Salve, espectadores do canal. Hoje em dia os estudos de mídia, indústria cultural e afins já estão bem consolidados, ainda que estejam sempre precisando se adaptar a novas mídias e tecnologias que surgem o tempo todo. Só que, claro, nem sempre foi assim. A coisa começou a tomar forma de verdade e virar algo mais próximo do que temos hoje em meados dos anos 1970, se aproveitando do cenário favorável da época pelo boom de estudos sobre cultura popular iniciado nos anos 1960. E naquele momento um acadêmico entendeu que era muito importante discutir, refletir e teorizar sobre aquele que era o veículo de mídia mais poderoso, e que permanece até hoje muito forte, mesmo depois da Internet: a televisão. O livro de hoje é Televisão: tecnologia e forma cultural, de Raymond Williams, lançado no Brasil pelas editora Boitempo e PUC Minas.
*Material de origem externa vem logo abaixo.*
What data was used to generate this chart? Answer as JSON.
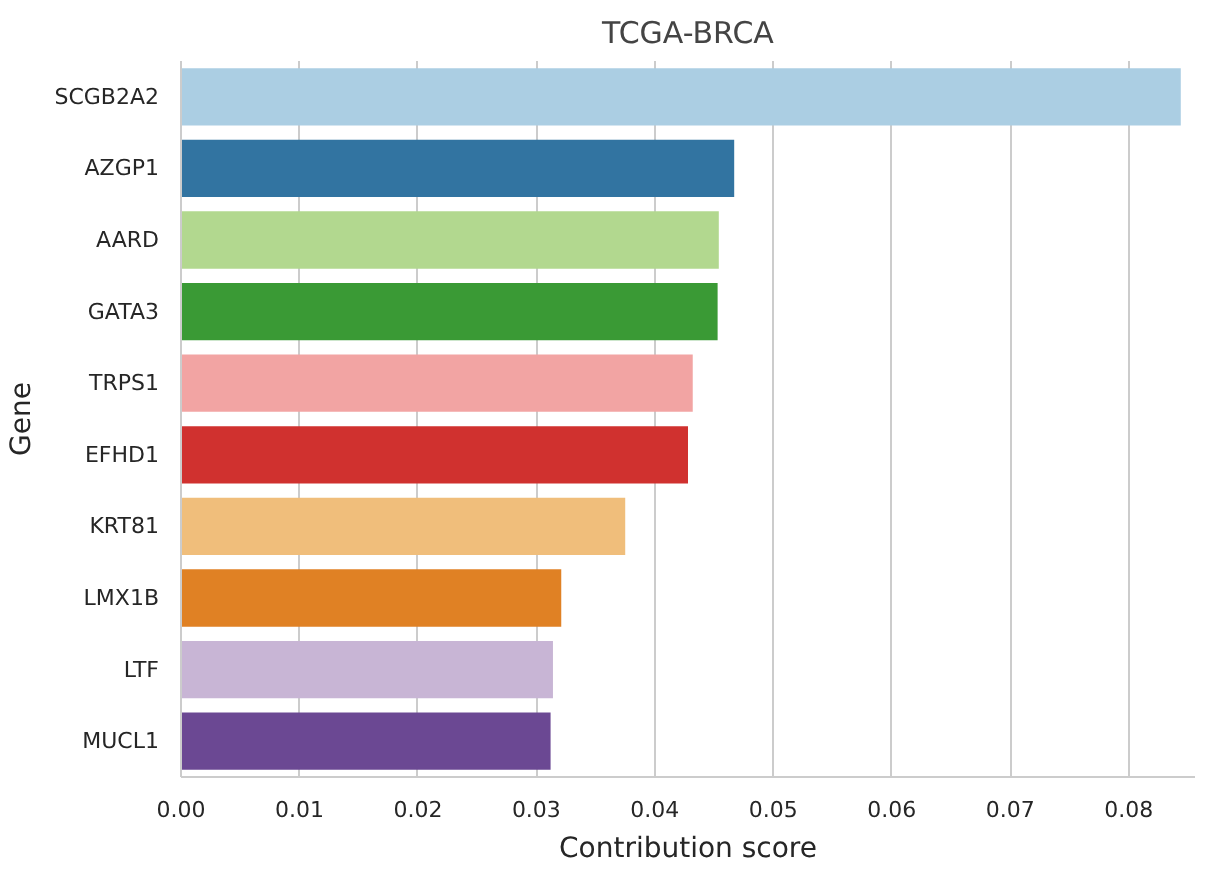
{
  "chart_data": {
    "type": "bar",
    "orientation": "horizontal",
    "title": "TCGA-BRCA",
    "xlabel": "Contribution score",
    "ylabel": "Gene",
    "categories": [
      "SCGB2A2",
      "AZGP1",
      "AARD",
      "GATA3",
      "TRPS1",
      "EFHD1",
      "KRT81",
      "LMX1B",
      "LTF",
      "MUCL1"
    ],
    "values": [
      0.0844,
      0.0467,
      0.0454,
      0.0453,
      0.0432,
      0.0428,
      0.0375,
      0.0321,
      0.0314,
      0.0312
    ],
    "colors": [
      "#abcee3",
      "#3274a1",
      "#b2d88f",
      "#3a9a35",
      "#f2a4a3",
      "#d0312f",
      "#f0be7b",
      "#e08124",
      "#c8b5d5",
      "#6b4893"
    ],
    "xlim": [
      0,
      0.0856
    ],
    "xticks": [
      {
        "value": 0,
        "label": "0.00"
      },
      {
        "value": 0.01,
        "label": "0.01"
      },
      {
        "value": 0.02,
        "label": "0.02"
      },
      {
        "value": 0.03,
        "label": "0.03"
      },
      {
        "value": 0.04,
        "label": "0.04"
      },
      {
        "value": 0.05,
        "label": "0.05"
      },
      {
        "value": 0.06,
        "label": "0.06"
      },
      {
        "value": 0.07,
        "label": "0.07"
      },
      {
        "value": 0.08,
        "label": "0.08"
      }
    ],
    "grid": "x"
  }
}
Esse livro foi lançado originalmente em 1974 e foi um dos primeiros estudos mais robustos sobre a televisão tanto como tecnologia quanto como forma cultural. Um dos conceitos que ele trazia era o de “fluxo televisivo”. Tendo contato com a TV nos Estados Unidos em uma viagem, Williams teorizou que a televisão não era estruturada por unidades separadas, nem era dividida entre, de um lado, os programas, e do outro, os anúncios. Para ele, havia um fluxo planejado onde a série não era a sequência de programas. A sequência de programas se junta a outra, que se junta a outra, e isso forma um fluxo real, que ele chama de “verdadeira radiodifusão”.
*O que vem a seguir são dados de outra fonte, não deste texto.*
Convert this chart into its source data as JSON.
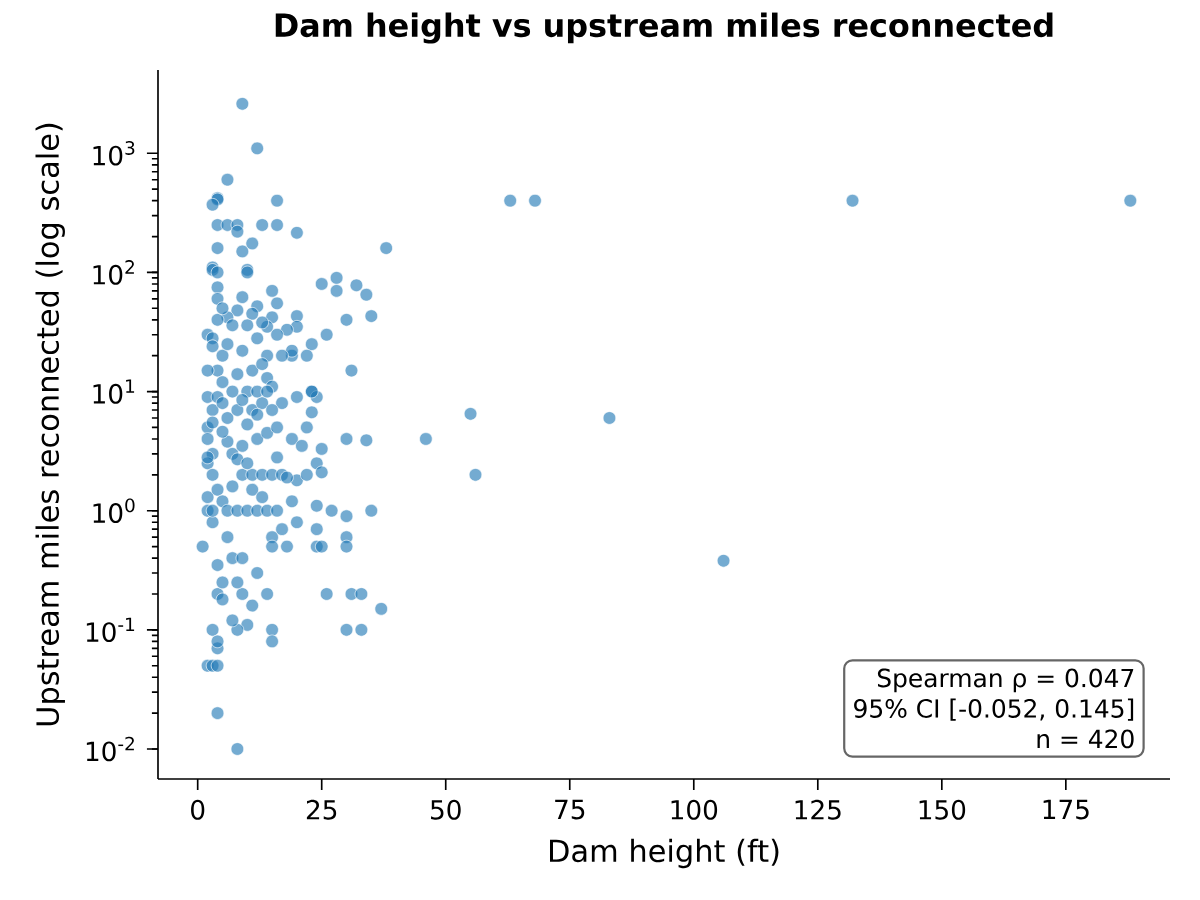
{
  "chart_data": {
    "type": "scatter",
    "title": "Dam height vs upstream miles reconnected",
    "xlabel": "Dam height (ft)",
    "ylabel": "Upstream miles reconnected (log scale)",
    "annotations": [
      "Spearman ρ = 0.047",
      "95% CI [-0.052, 0.145]",
      "n = 420"
    ],
    "log": "y",
    "marker": "circle",
    "xlim": [
      -8,
      196
    ],
    "ylim": [
      0.0056,
      5000
    ],
    "xticks": [
      0,
      25,
      50,
      75,
      100,
      125,
      150,
      175
    ],
    "yticks": [
      {
        "value": 0.01,
        "label": "10$^{-2}$"
      },
      {
        "value": 0.1,
        "label": "10$^{-1}$"
      },
      {
        "value": 1,
        "label": "10$^{0}$"
      },
      {
        "value": 10,
        "label": "10$^{1}$"
      },
      {
        "value": 100,
        "label": "10$^{2}$"
      },
      {
        "value": 1000,
        "label": "10$^{3}$"
      }
    ],
    "series": [
      {
        "color": "#1f77b4",
        "x": [
          9,
          12,
          6,
          4,
          4,
          3,
          16,
          63,
          68,
          132,
          188,
          4,
          6,
          8,
          13,
          16,
          8,
          11,
          20,
          4,
          38,
          9,
          3,
          3,
          4,
          10,
          10,
          28,
          25,
          32,
          28,
          34,
          4,
          9,
          4,
          15,
          16,
          12,
          35,
          20,
          26,
          30,
          23,
          19,
          14,
          2,
          31,
          23,
          24,
          23,
          46,
          55,
          83,
          56,
          106,
          30,
          34,
          25,
          24,
          25,
          35,
          27,
          24,
          30,
          24,
          30,
          30,
          24,
          25,
          26,
          31,
          33,
          37,
          30,
          33,
          15,
          15,
          10,
          14,
          11,
          8,
          9,
          7,
          4,
          5,
          3,
          4,
          4,
          2,
          3,
          4,
          4,
          8,
          1,
          2,
          2,
          3,
          4,
          5,
          8,
          6,
          7,
          12,
          9,
          18,
          15,
          15,
          17,
          20,
          19,
          20,
          22,
          19,
          21,
          22,
          20,
          17,
          14,
          15,
          23,
          19,
          17,
          20,
          22,
          18,
          16,
          15,
          11,
          8,
          6,
          3,
          3,
          5,
          4,
          2,
          2,
          3,
          2,
          2,
          3,
          2,
          3,
          4,
          5,
          6,
          3,
          8,
          10,
          12,
          14,
          16,
          9,
          11,
          13,
          15,
          17,
          7,
          9,
          12,
          14,
          16,
          6,
          8,
          11,
          13,
          15,
          4,
          7,
          10,
          12,
          14,
          5,
          8,
          11,
          13,
          6,
          9,
          12,
          14,
          10,
          7,
          4,
          13,
          5,
          2,
          6,
          10,
          12,
          5,
          3,
          8,
          10,
          11,
          13,
          7,
          18,
          16,
          9,
          5
        ],
        "values": [
          2600,
          1100,
          600,
          420,
          410,
          370,
          400,
          400,
          400,
          400,
          400,
          250,
          250,
          250,
          250,
          250,
          220,
          175,
          215,
          160,
          160,
          150,
          110,
          105,
          100,
          105,
          100,
          90,
          80,
          78,
          70,
          65,
          75,
          62,
          60,
          70,
          55,
          52,
          43,
          43,
          30,
          40,
          25,
          20,
          20,
          30,
          15,
          10,
          9,
          6.7,
          4,
          6.5,
          6,
          2,
          0.38,
          4,
          3.9,
          3.3,
          2.5,
          2.1,
          1,
          1,
          1.1,
          0.9,
          0.7,
          0.6,
          0.5,
          0.5,
          0.5,
          0.2,
          0.2,
          0.2,
          0.15,
          0.1,
          0.1,
          0.1,
          0.08,
          0.11,
          0.2,
          0.16,
          0.1,
          0.2,
          0.12,
          0.2,
          0.18,
          0.1,
          0.07,
          0.08,
          0.05,
          0.05,
          0.05,
          0.02,
          0.01,
          0.5,
          1,
          1.3,
          0.8,
          0.35,
          0.25,
          0.25,
          0.6,
          0.4,
          0.3,
          0.4,
          0.5,
          0.6,
          0.5,
          0.7,
          0.8,
          1.2,
          1.8,
          2,
          4,
          3.5,
          5,
          9,
          8,
          13,
          11,
          10,
          22,
          20,
          35,
          20,
          33,
          30,
          42,
          45,
          48,
          42,
          28,
          24,
          20,
          15,
          15,
          9,
          7,
          5,
          4,
          3,
          2.5,
          2,
          1.5,
          1.2,
          1,
          1,
          1,
          1,
          1,
          1,
          1,
          2,
          2,
          2,
          2,
          2,
          3,
          3.5,
          4,
          4.5,
          5,
          6,
          7,
          7,
          8,
          7,
          9,
          10,
          10,
          10,
          10,
          12,
          14,
          15,
          17,
          25,
          22,
          28,
          35,
          36,
          36,
          40,
          38,
          50,
          2.8,
          3.8,
          5.3,
          6.4,
          4.6,
          5.5,
          2.7,
          2.5,
          1.5,
          1.3,
          1.6,
          1.9,
          2.8,
          8.5,
          8
        ]
      }
    ]
  }
}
Eu estou citando esse conceito porque, na verdade, ele foi superado por estudos que vieram depois. Mas apesar disso, a abordagem que Williams tinha da televisão como mídia permaneceu forte e influente. Ele via a televisão como uma experiência cultural, e essa experiência surge por conta da articulação entre as práticas de produção, os determinismos da tecnologia e da economia, a função social da televisão dentro das casas, na vida dos espectadores, e as estruturas formais dos tipos de produtos televisivos individualmente.
Essa é uma abordagem multiperspectívica – ou seja, que parte de várias perspectivas para tentar enxergar melhor o todo –, e é bastante influente nos estudos de mídia e comunicação. É uma das bandeiras, por exemplo, de outro autor que foi um dos mais importantes na minha formação nos últimos anos, Douglas Kellner, que foi bastante influenciado pelos estudos culturais britânicos dos anos 1960 e 1970.
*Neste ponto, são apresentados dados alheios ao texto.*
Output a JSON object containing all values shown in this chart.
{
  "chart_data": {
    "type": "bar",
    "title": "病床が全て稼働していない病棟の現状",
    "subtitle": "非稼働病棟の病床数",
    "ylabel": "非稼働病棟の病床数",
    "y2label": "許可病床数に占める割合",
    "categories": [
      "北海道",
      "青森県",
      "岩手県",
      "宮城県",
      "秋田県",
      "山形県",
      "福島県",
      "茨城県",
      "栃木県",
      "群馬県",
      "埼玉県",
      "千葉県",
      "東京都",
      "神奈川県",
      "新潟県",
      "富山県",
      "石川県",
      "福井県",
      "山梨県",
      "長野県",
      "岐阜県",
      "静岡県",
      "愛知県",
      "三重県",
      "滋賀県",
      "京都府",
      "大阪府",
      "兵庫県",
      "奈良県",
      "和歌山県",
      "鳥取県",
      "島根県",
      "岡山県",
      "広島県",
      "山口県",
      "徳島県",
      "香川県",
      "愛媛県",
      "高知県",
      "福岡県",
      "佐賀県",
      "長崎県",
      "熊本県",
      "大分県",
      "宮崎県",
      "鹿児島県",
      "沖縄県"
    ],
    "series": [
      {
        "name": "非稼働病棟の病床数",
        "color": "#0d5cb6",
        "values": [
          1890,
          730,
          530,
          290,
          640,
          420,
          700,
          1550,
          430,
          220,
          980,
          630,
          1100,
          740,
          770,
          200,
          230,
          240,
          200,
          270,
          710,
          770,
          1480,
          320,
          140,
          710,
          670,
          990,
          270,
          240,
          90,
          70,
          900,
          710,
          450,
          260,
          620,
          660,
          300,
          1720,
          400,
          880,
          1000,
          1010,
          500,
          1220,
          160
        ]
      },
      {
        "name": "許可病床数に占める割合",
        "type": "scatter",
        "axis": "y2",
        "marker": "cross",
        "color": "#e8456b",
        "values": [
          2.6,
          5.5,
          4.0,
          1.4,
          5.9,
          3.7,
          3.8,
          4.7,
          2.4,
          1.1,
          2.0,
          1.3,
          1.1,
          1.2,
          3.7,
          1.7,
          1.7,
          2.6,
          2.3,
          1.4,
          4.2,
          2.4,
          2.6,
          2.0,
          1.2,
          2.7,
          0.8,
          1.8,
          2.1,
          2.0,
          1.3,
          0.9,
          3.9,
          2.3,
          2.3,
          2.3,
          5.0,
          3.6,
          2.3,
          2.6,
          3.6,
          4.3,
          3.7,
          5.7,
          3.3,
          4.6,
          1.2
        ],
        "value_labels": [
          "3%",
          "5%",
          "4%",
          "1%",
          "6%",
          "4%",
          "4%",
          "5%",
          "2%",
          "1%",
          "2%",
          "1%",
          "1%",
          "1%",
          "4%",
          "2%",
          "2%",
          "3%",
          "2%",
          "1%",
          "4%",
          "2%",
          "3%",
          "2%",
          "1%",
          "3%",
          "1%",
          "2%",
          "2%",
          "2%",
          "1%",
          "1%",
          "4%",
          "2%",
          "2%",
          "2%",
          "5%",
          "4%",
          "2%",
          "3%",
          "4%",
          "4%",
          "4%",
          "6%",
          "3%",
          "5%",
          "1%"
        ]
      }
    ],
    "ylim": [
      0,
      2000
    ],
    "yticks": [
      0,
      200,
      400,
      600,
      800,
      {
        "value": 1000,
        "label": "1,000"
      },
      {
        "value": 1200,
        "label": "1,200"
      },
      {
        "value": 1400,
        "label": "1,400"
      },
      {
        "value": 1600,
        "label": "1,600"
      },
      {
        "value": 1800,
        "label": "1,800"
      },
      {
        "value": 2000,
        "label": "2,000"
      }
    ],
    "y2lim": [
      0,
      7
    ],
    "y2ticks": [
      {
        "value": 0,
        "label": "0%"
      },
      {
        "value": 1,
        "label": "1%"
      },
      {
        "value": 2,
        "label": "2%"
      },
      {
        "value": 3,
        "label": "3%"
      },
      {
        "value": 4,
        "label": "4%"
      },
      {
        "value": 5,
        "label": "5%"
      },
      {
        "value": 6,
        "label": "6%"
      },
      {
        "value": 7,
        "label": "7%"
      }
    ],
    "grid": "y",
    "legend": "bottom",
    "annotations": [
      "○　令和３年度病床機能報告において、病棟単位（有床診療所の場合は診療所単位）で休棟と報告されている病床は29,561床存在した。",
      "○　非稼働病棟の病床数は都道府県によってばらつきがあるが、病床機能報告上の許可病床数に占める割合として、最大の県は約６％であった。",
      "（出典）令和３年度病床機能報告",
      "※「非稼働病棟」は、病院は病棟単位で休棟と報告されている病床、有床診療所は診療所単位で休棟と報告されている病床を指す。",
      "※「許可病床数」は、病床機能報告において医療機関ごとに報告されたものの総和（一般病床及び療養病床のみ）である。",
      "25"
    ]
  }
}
Outra característica desse livro que se tornou bastante influente é o fato de que Williams rejeita a ideia de um determinismo tecnológico, onde a televisão influencia diretamente o espectador de forma vertical. Para Williams, a história é a força determinante na formação dos sujeitos, e ela forma tanto o espectador quanto a televisão como estrutura midiática. Nós podemos falar que sim, a televisão influencia e afeta a sociedade, comportamentos, posicionamentos políticos, mas não pode controlar o público.
A influência da TV é um processo onde fatores determinantes reais – como a distribuição de poder, de capital, herança social e material, relações de poder, de escala entre grupos e afins – pressionam e estabelecem limites no público, e ela atende ao que os detentores do poder e do capital querem, mas não têm o poder de controle absoluto.
Para alguns isso pode parecer meio óbvio ou pouco relevante, mas na época em que esse livro saiu, foi uma reflexão importante, porque a perspectiva de um controle social midiático vertical e superpoderoso era bastante influente. E as reflexões teóricas que Williams trouxe nessa obra podem ser bem úteis para outros tipos de tecnologias, mesmo as que surgiram depois que o livro saiu. É considerado o primeiro clássico sobre os estudos sobre a televisão, e para quaisquer estudiosos de mídia e indústria cultural, este livro é uma leitura valiosa.